St Thérèse of Lisieux

 October 1: Feast of St. Thérèse of Lisieux



      October 1st is the feast day of St. Thérèse of Lisieux, or Saint Thérèse of the Child Jesus and the Holy Face, the patron saint of missionaries, priests and florists.


      Thérèse died when she was only 24, after having lived but 10 years as a cloistered Carmelite nun. She never went on missions, never founded a religious order, nor performed great works. The only book of hers, published after her death, was a brief edited version of her journal called "Story of a Soul." Yet, generations of Catholics have admired this young saint, calling her the "Little Flower" and the Church honoured her with the prestigious title of 'Doctor of the Church".
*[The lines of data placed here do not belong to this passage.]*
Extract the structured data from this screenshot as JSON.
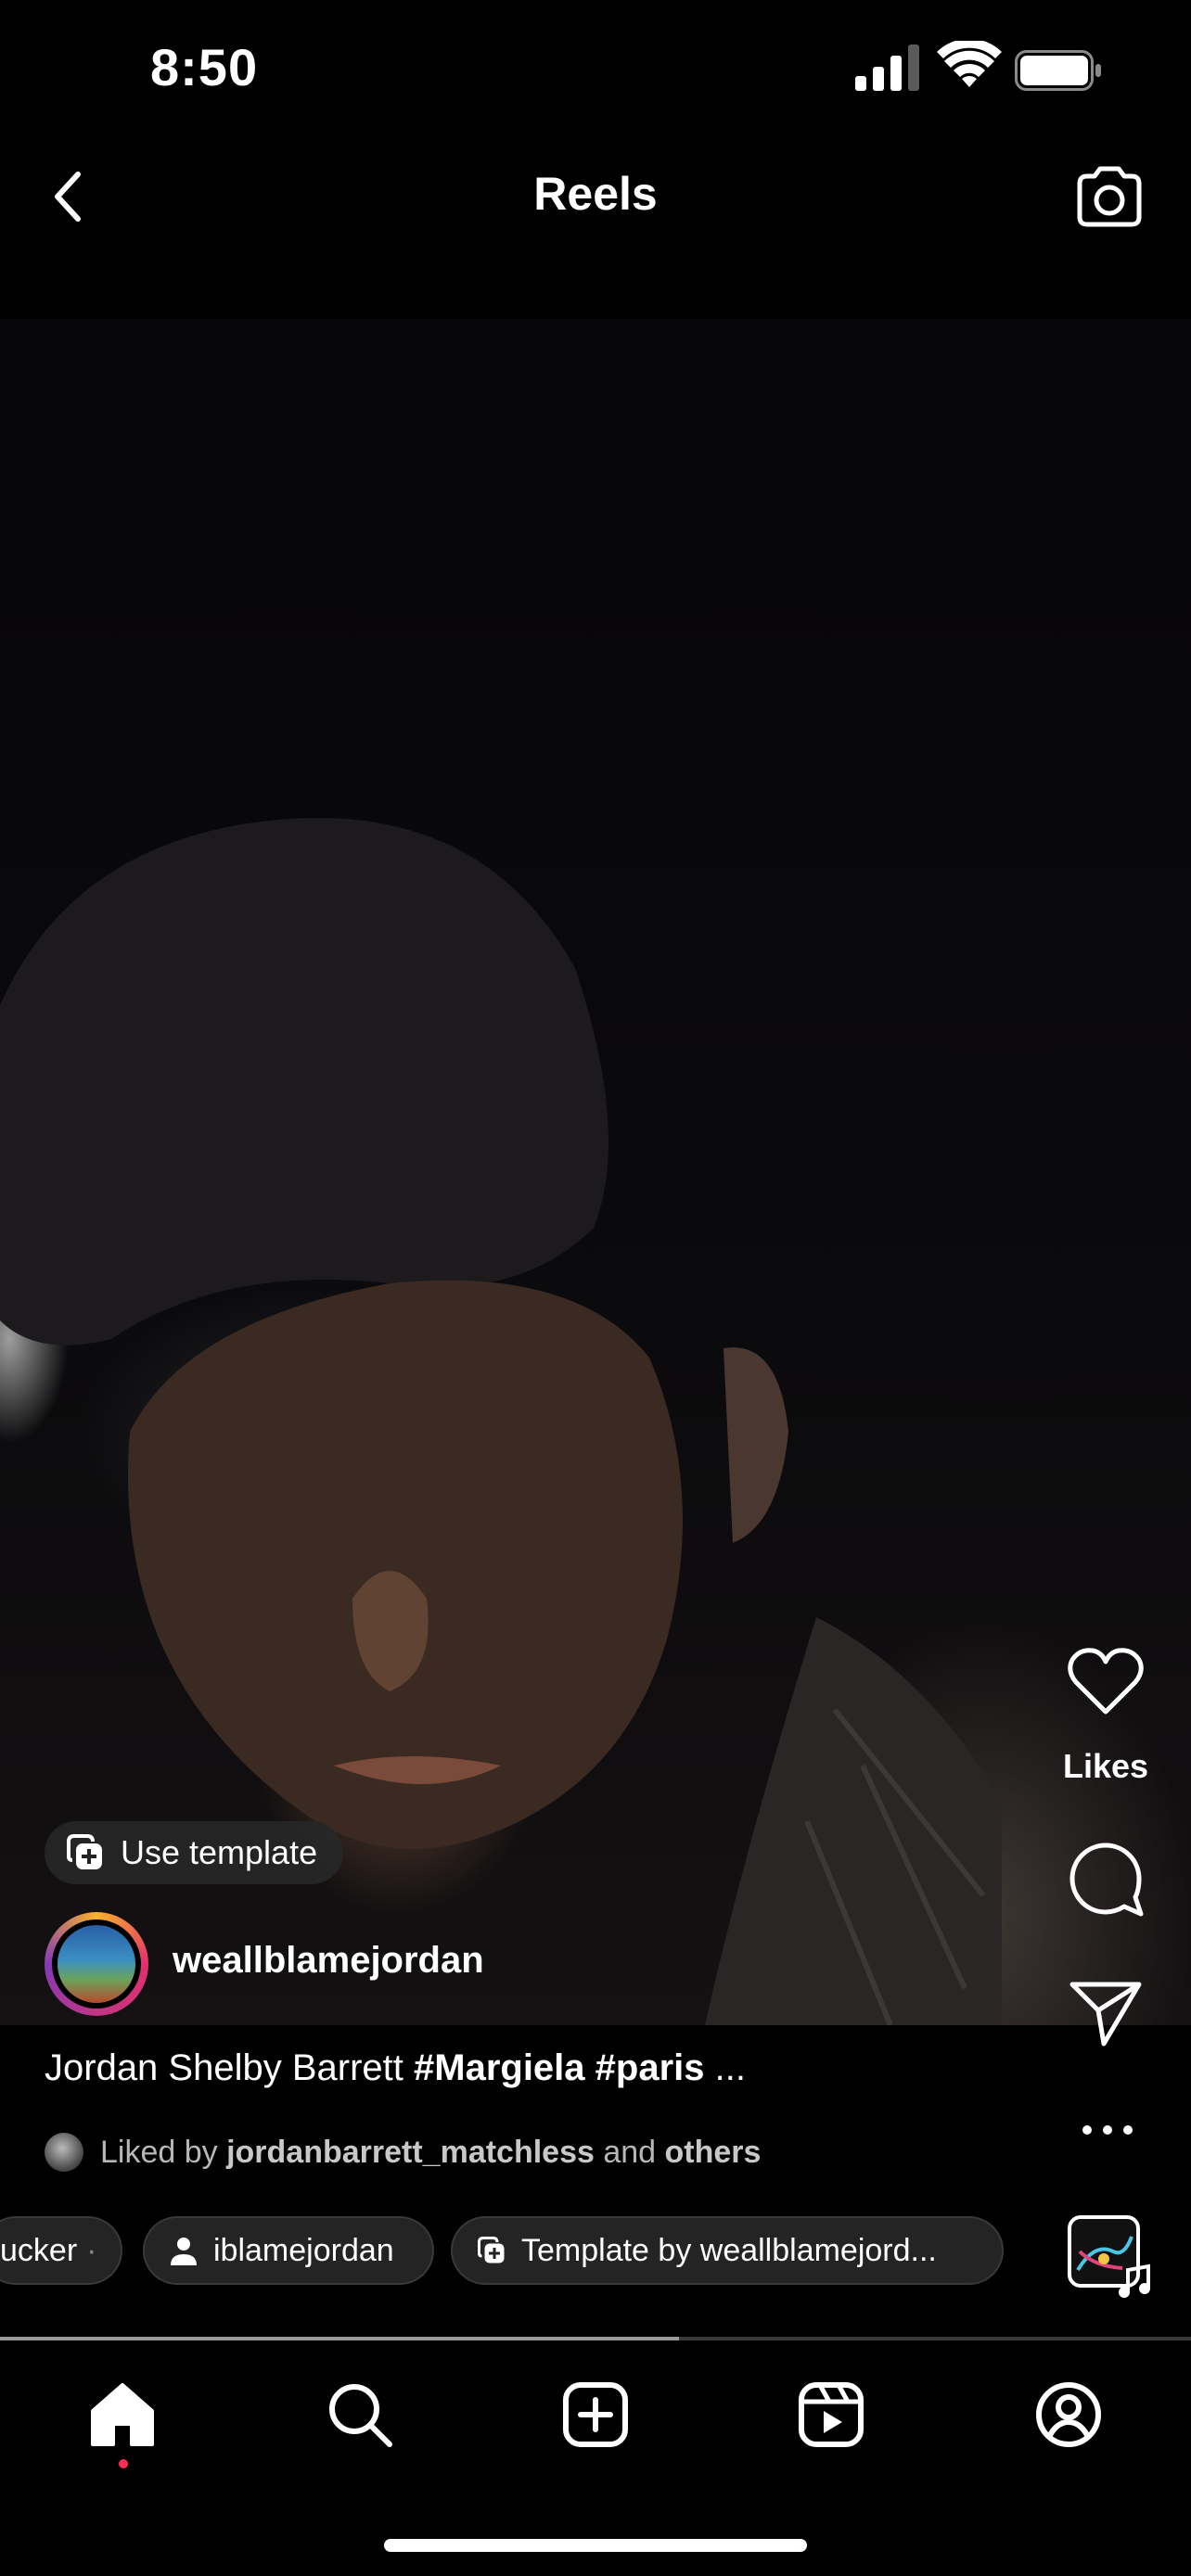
{
  "status_bar": {
    "time": "8:50"
  },
  "header": {
    "title": "Reels"
  },
  "actions": {
    "likes_label": "Likes"
  },
  "post": {
    "use_template_label": "Use template",
    "username": "weallblamejordan",
    "caption_text": "Jordan Shelby Barrett ",
    "caption_tags": "#Margiela #paris",
    "caption_more": " ...",
    "liked_by_prefix": "Liked by ",
    "liked_by_user": "jordanbarrett_matchless",
    "liked_by_and": " and ",
    "liked_by_others": "others"
  },
  "chips": [
    {
      "label": "ucker"
    },
    {
      "label": "iblamejordan"
    },
    {
      "label": "Template by weallblamejord..."
    }
  ],
  "playback": {
    "progress": 0.57
  },
  "colors": {
    "background": "#000000",
    "notification_dot": "#ff2d55",
    "chip_bg": "#262626"
  }
}
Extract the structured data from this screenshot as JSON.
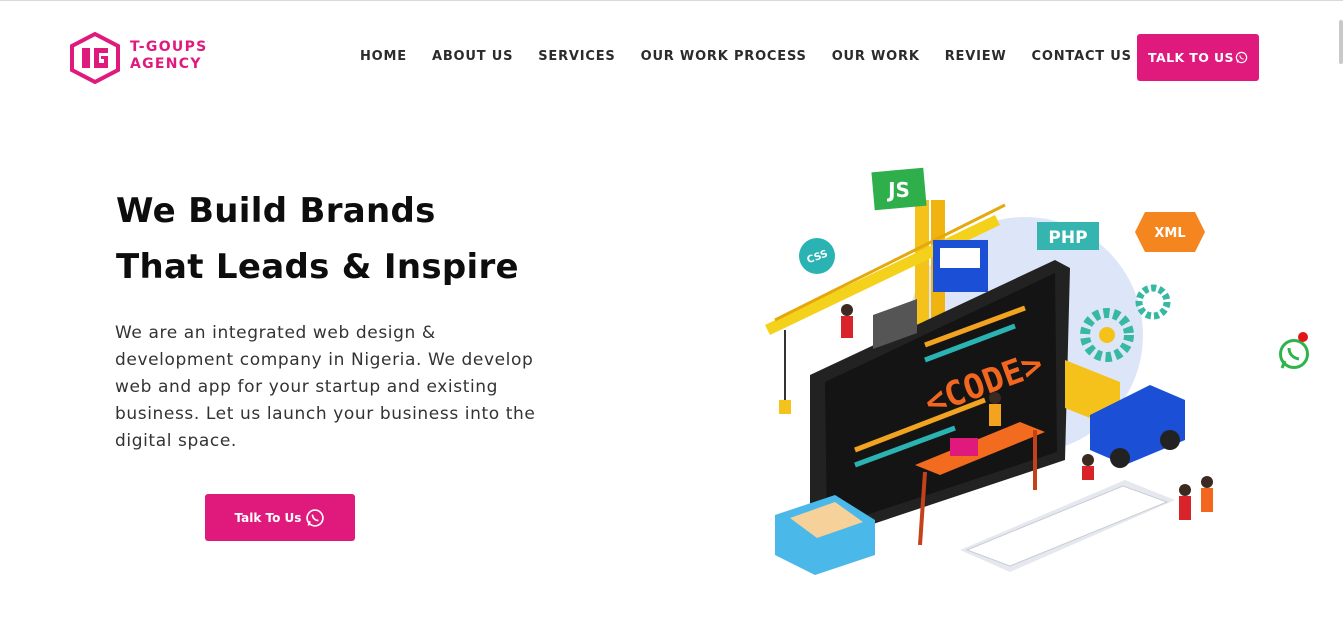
{
  "brand": {
    "line1": "T-GOUPS",
    "line2": "AGENCY",
    "color": "#e0197d"
  },
  "nav": {
    "items": [
      "HOME",
      "ABOUT US",
      "SERVICES",
      "OUR WORK PROCESS",
      "OUR WORK",
      "REVIEW",
      "CONTACT US"
    ],
    "cta_label": "TALK TO US"
  },
  "hero": {
    "headline_line1": "We Build Brands",
    "headline_line2": "That Leads & Inspire",
    "description": "We are an integrated web design & development company in Nigeria. We develop web and app for your startup and existing business. Let us launch your business into the digital space.",
    "cta_label": "Talk To Us"
  },
  "illustration": {
    "tags": [
      "JS",
      "CSS",
      "PHP",
      "XML"
    ],
    "screen_text": "<CODE>"
  },
  "icons": {
    "whatsapp": "whatsapp-icon",
    "logo": "logo-icon"
  }
}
      Like a soldier kitted for war, she was ready for battle: humility was her armour and love was her only weapon. She had a faith of truly mustard seed proportions (Matt. 17:20) enabling her to perform entire mountains of charitable acts and she embraced God’s plan for her, saying “A heart enfolded in Divine love cannot remain inactive.” Her story is a powerful reminder to all of us who feel we can't make a difference, that it is the little things we do that keep God's kingdom growing.



Childhood


      Marie Françoise-Thérèse Martin was born on January 2, 1873, in Alencon, Normandy, France to Louis Martin and Zelie Guerin (both parents were recently canonised saints by Pope Francis on Sunday, October 18, 2015).  Thérèse thrived on the love which surrounded her in her Christian home. It was here, where prayer, the liturgy, and practical good works formed the basis of her own ardent love of Jesus – her desire to please Him and the Virgin Mary.



      After an illness of twelve years, Thérèse's mother Zelie died of breast cancer in August 1877. Shortly thereafter Louis moved his family of five girls to Lisieux, where they would visit a different church each day and pray before the Blessed Sacrament. Sundays were days of rest tinged with melancholy for this youngster who at an early age felt the pang of exile on this earth. “I longed,” she explained, “for the everlasting repose of heaven – that never-ending Sunday of the Fatherland ...” 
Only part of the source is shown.